Authors: Artells R, Pruna R, Dellal A, Maffulli N
Download link: https://www.ncbi.nlm.nih.gov/pmc/articles/PMC5115249/pdf/188-192.pdf
Summary: The study of new genetic biomarkers in genes related to connective tissue repair and regeneration may help to identify individuals with greater predisposition to injury, who may benefit from targeted preventive measures, and those who require longer recovery time following a muscle, ligament or tendon injury. The present study investigated whether single nucleotide polymorphisms of the Elastin gene could be related to MCL injury. 60 top class football players were studied to identify single nucleotide polymorphisms for the Elastin (ELN) gene using Allelic Discrimination analysis. Each player was followed for 7 seasons, and each MCL injury was noted. Ligament injury rate, severity and recovery time are related to specific genotypes observed in the elastin gene, especially the ELN-AA (16 MCL) and the ELN-AG (3 MCL).
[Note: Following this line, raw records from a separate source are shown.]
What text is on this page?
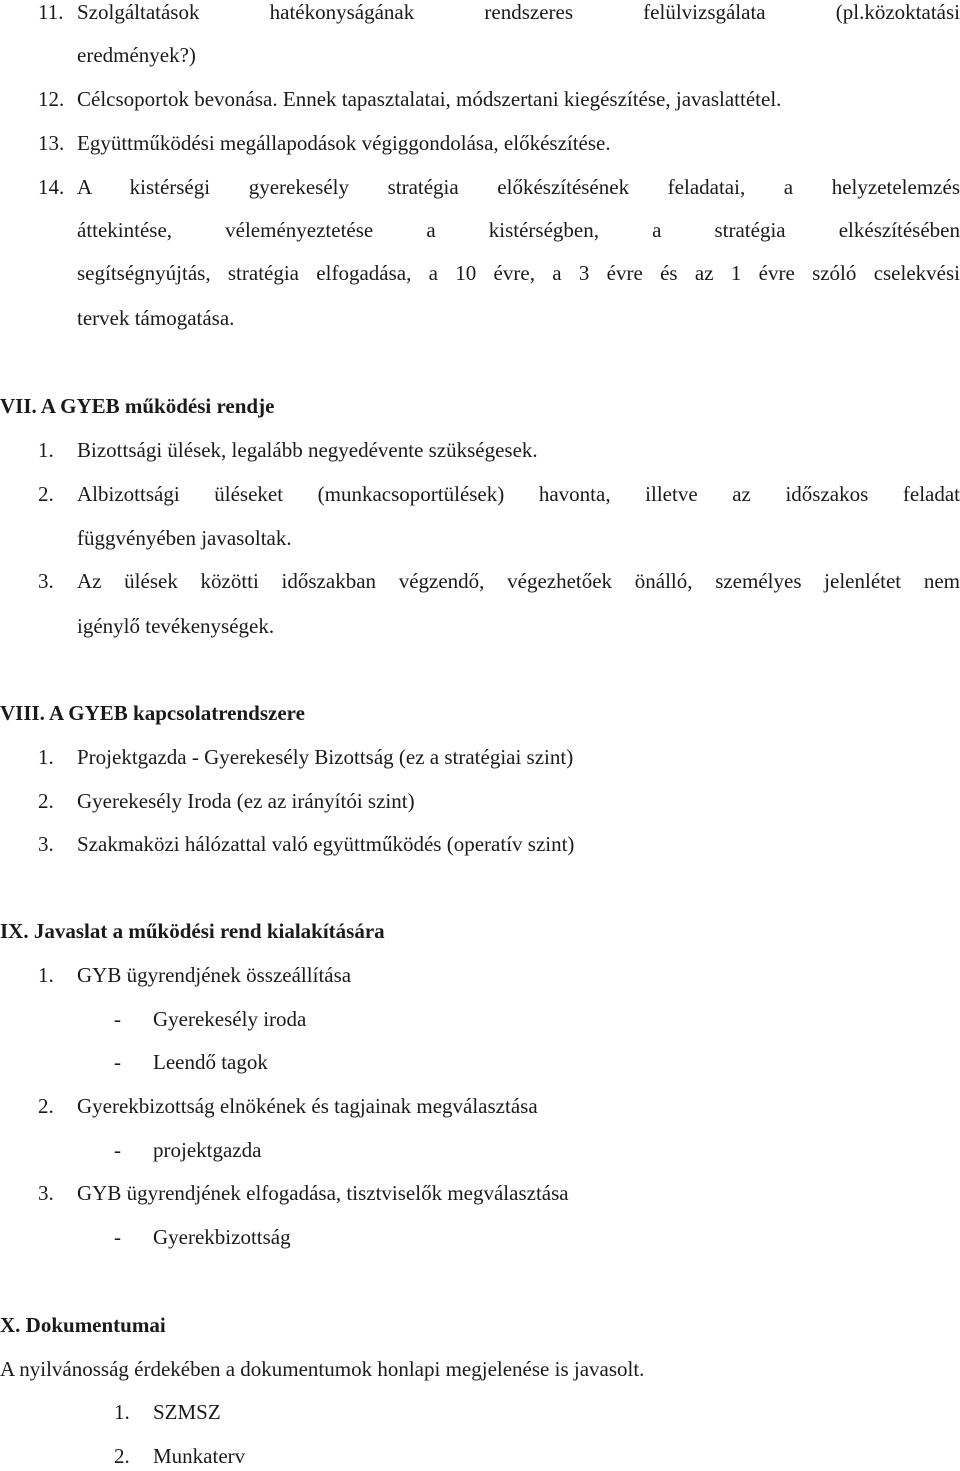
11. Szolgáltatások hatékonyságának rendszeres felülvizsgálata (pl.közoktatási
eredmények?)
12. Célcsoportok bevonása. Ennek tapasztalatai, módszertani kiegészítése, javaslattétel.
13. Együttműködési megállapodások végiggondolása, előkészítése.
14. A kistérségi gyerekesély stratégia előkészítésének feladatai, a helyzetelemzés
áttekintése, véleményeztetése a kistérségben, a stratégia elkészítésében
segítségnyújtás, stratégia elfogadása, a 10 évre, a 3 évre és az 1 évre szóló cselekvési
tervek támogatása.
VII. A GYEB működési rendje
1. Bizottsági ülések, legalább negyedévente szükségesek.
2. Albizottsági üléseket (munkacsoportülések) havonta, illetve az időszakos feladat
függvényében javasoltak.
3. Az ülések közötti időszakban végzendő, végezhetőek önálló, személyes jelenlétet nem
igénylő tevékenységek.
VIII. A GYEB kapcsolatrendszere
1. Projektgazda - Gyerekesély Bizottság (ez a stratégiai szint)
2. Gyerekesély Iroda (ez az irányítói szint)
3. Szakmaközi hálózattal való együttműködés (operatív szint)
IX. Javaslat a működési rend kialakítására
1. GYB ügyrendjének összeállítása
- Gyerekesély iroda
- Leendő tagok
2. Gyerekbizottság elnökének és tagjainak megválasztása
- projektgazda
3. GYB ügyrendjének elfogadása, tisztviselők megválasztása
- Gyerekbizottság
X. Dokumentumai
A nyilvánosság érdekében a dokumentumok honlapi megjelenése is javasolt.
1. SZMSZ
2. Munkaterv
Players with the ELN-GG genotype sustained no MCL injury during the 7 seasons of the study. The identification of polymorphisms in the ELN gene may be used as a novel tool to better define an athlete's genotype, and help to plan training and rehabilitation programmes to prevent or minimize MCL ligament injuries, and optimize the therapeutic and rehabilitation process after soft tissue injuries, and manage the workloads during trainings and matches.